Digital Marketing and Metaverse
Pada Oktober 2021, Mark Zuckerberg menyatakan bahwa Facebook akan mengubah namanya menjadi Meta dan menghabiskan banyak uang di Metaverse. Banyak orang mengira Metaverse adalah istilah baru. Namun, ungkapan "metaverse" bukanlah hal baru. Istilah "metaverse" awalnya muncul dalam novel fiksi ilmiah Neal Stephenson Snow Crash pada tahun 1992. Stephenson mendefinisikan metaverse dalam novel ini sebagai lingkungan virtual yang sangat besar. Sebuah metaverse yang dikenal sebagai OASIS baru-baru ini digambarkan dalam novel dan film Ready Player One. Metaverse adalah dunia bersama virtual dalam novel yang menggabungkan realitas virtual, augmented reality, dan internet.
Namun dalam kurun waktu 30 tahun, konsep tersebut telah tidak pernah lebih populer. Perkembangan menunjukkan bahwa konsep akan membuat dirinya disebutkan lebih banyak lagi.
Alang mendefinisikan Metaverse sebagai pengubung antara dunia maya dengan kenyataan.

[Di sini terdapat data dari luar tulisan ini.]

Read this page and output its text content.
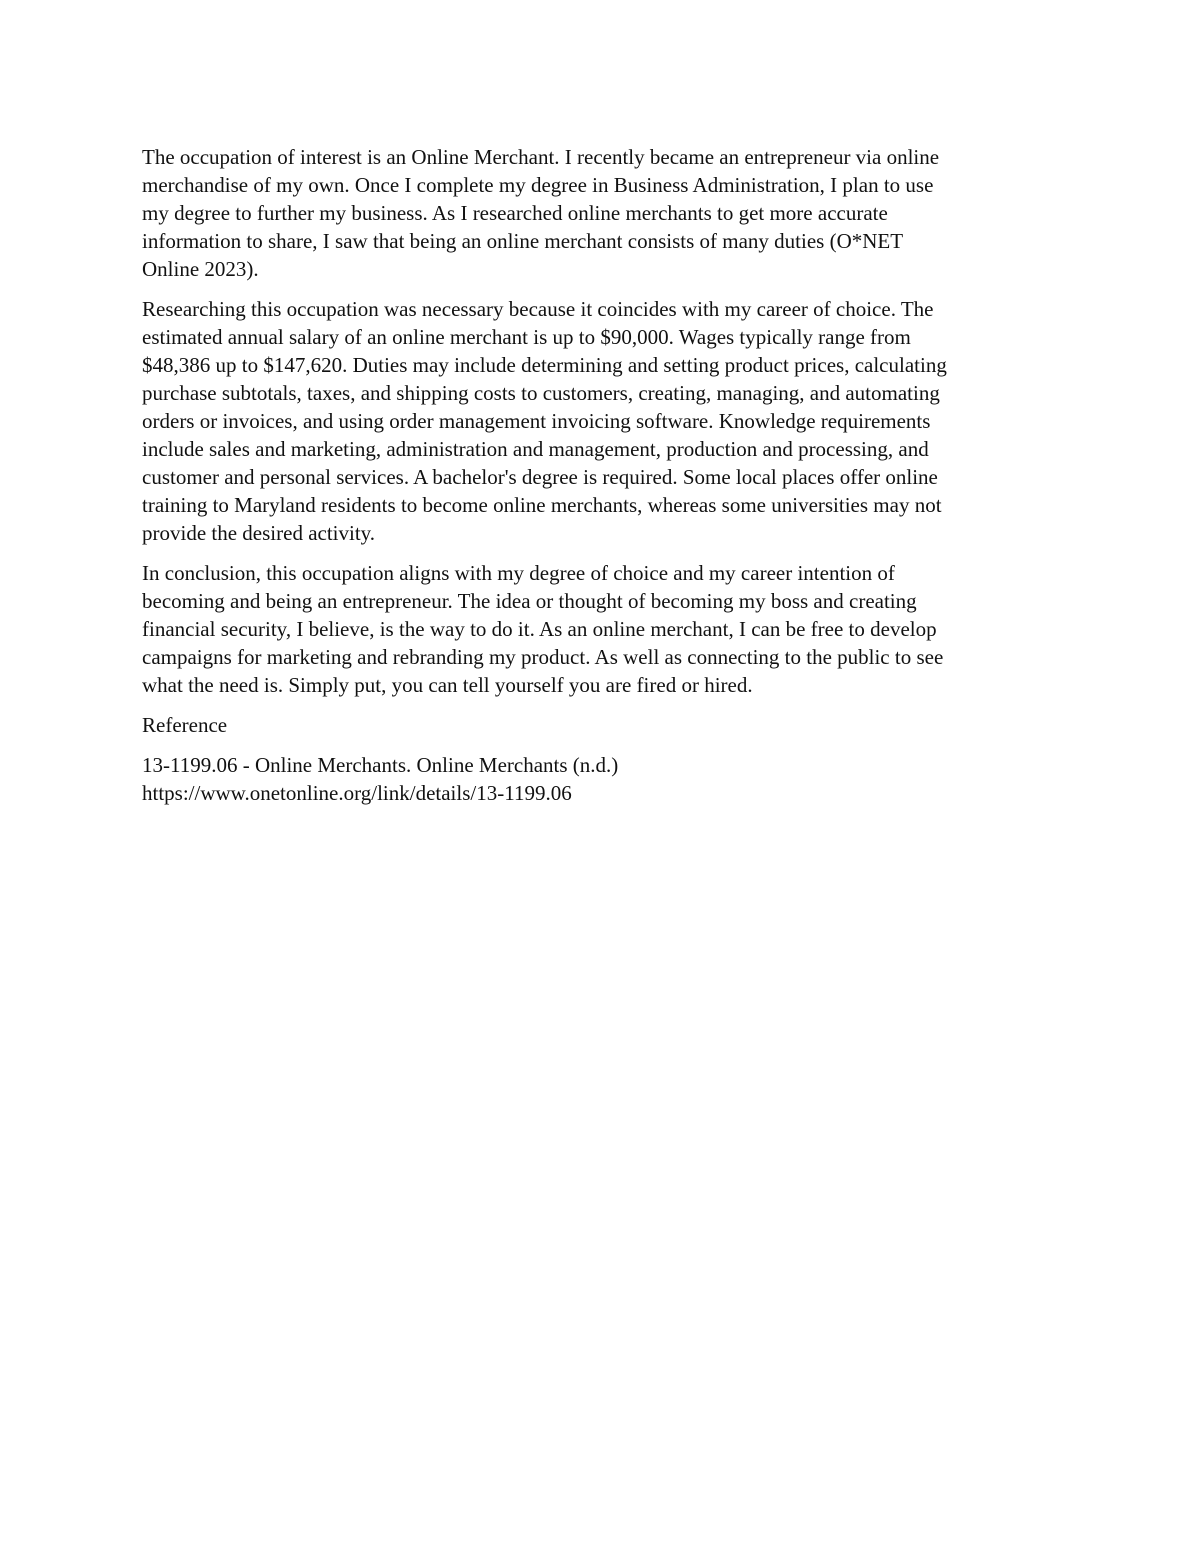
The occupation of interest is an Online Merchant. I recently became an entrepreneur via online
merchandise of my own. Once I complete my degree in Business Administration, I plan to use
my degree to further my business. As I researched online merchants to get more accurate
information to share, I saw that being an online merchant consists of many duties (O*NET
Online 2023).

Researching this occupation was necessary because it coincides with my career of choice. The
estimated annual salary of an online merchant is up to $90,000. Wages typically range from
$48,386 up to $147,620. Duties may include determining and setting product prices, calculating
purchase subtotals, taxes, and shipping costs to customers, creating, managing, and automating
orders or invoices, and using order management invoicing software. Knowledge requirements
include sales and marketing, administration and management, production and processing, and
customer and personal services. A bachelor's degree is required. Some local places offer online
training to Maryland residents to become online merchants, whereas some universities may not
provide the desired activity.

In conclusion, this occupation aligns with my degree of choice and my career intention of
becoming and being an entrepreneur. The idea or thought of becoming my boss and creating
financial security, I believe, is the way to do it. As an online merchant, I can be free to develop
campaigns for marketing and rebranding my product. As well as connecting to the public to see
what the need is. Simply put, you can tell yourself you are fired or hired.

Reference

13-1199.06 - Online Merchants. Online Merchants (n.d.)
https://www.onetonline.org/link/details/13-1199.06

Metaverse mengacu pada dunia bersama virtual 3D di mana semua aktivitas dapat dilakukan dengan bantuan layanan augmented dan virtual reality. Platform semacam itu telah mendapatkan popularitas selama beberapa tahun terakhir karena orang-orang mengalihkan aktivitas mereka secara online, terutama selama pandemi virus corona. Metaverse mengacu pada dunia virtual 3D bersama di mana semua aktivitas dapat dilakukan menggunakan peralatan augmented reality dan virtual.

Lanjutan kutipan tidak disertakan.